Noterler Birliği’ne tıpkı bahiste Aile ve Toplumsal Siyasetler Bakanlığı’nın da ikaz yazısı gönderdiği öğrenildi.

DANIŞTAY’A DAVA AÇILDI

Engelsiz Erişim Derneği başta olmak üzere görme engellilerin kurduğu STK’lar, noterlerin “iki şahit istemesine” destek oluşturan Noterler Birliği’nin 2019/5 sayılı genelgesinin iptali için Danıştay’a dava açtı. Müracaatta tüm ihtarlara karşın noterlerin uygulamada direndiğine dikkat çekildi. Görme engelliler, Danıştay’dan çıkacak kararı bekliyor.

‘HAYATA VE HAKSIZLIKLARA KARŞI BİZLER KÖR DEĞİLİZ’

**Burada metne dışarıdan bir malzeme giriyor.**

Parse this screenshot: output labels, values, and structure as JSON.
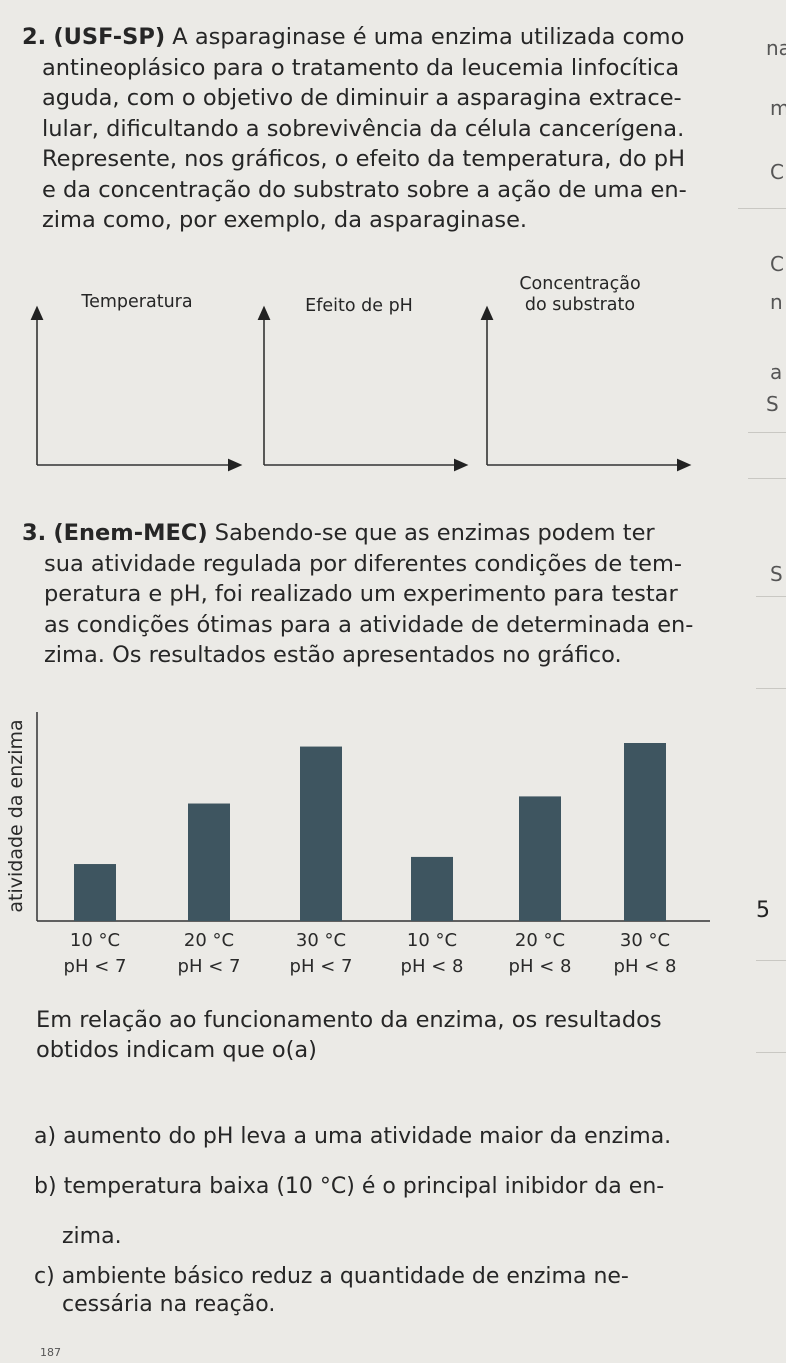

Milliyet’e konuşan Engelli Erişim Derneği Lideri Nurşen Korkmaz, noterlerin kendi çıkarlarına nazaran mevzuatı yorumladığını, bakanlıkların tavrına karşın yasaya alışılmamış uygulamaları sürdürdüğünü söz etti. Korkmaz, noterlerin okuma-yazma bilmeyen vatandaşlarla görme engellileri birebir kategoriye soktuklarını belirtti. Görme engellilerinin ‘hayata ve haksızlıklara karşı kör olmadığını’ vurgulayan Korkmaz, şunları kaydetti: “Kör birey herkes kadar insan haklarına sahiptir. Onun tek farklılığı ömrünü sürdürürken kullandığı formüllerin farklı olmasıdır. Siz Latin harfleriyle okur yazarsınız, biz Braille alfabesiyle yaparız. Siz gözünüzü kullanarak görsel süreç yaparsanız, biz; baston, teknoloji ve öteki araçlarla yaparız. Aramızdaki tek fark kullandığımız sistemlerdir. Körlük bir eksiklik değildir. Biz de herkes kadar eşit hakları sahibiz, hiçbir farklılığımız yok. Tek farkımız kullandığımız usuller. Hiç kimse tam eksiksiz değil. Herkesin farklılığı vardır hayatta.”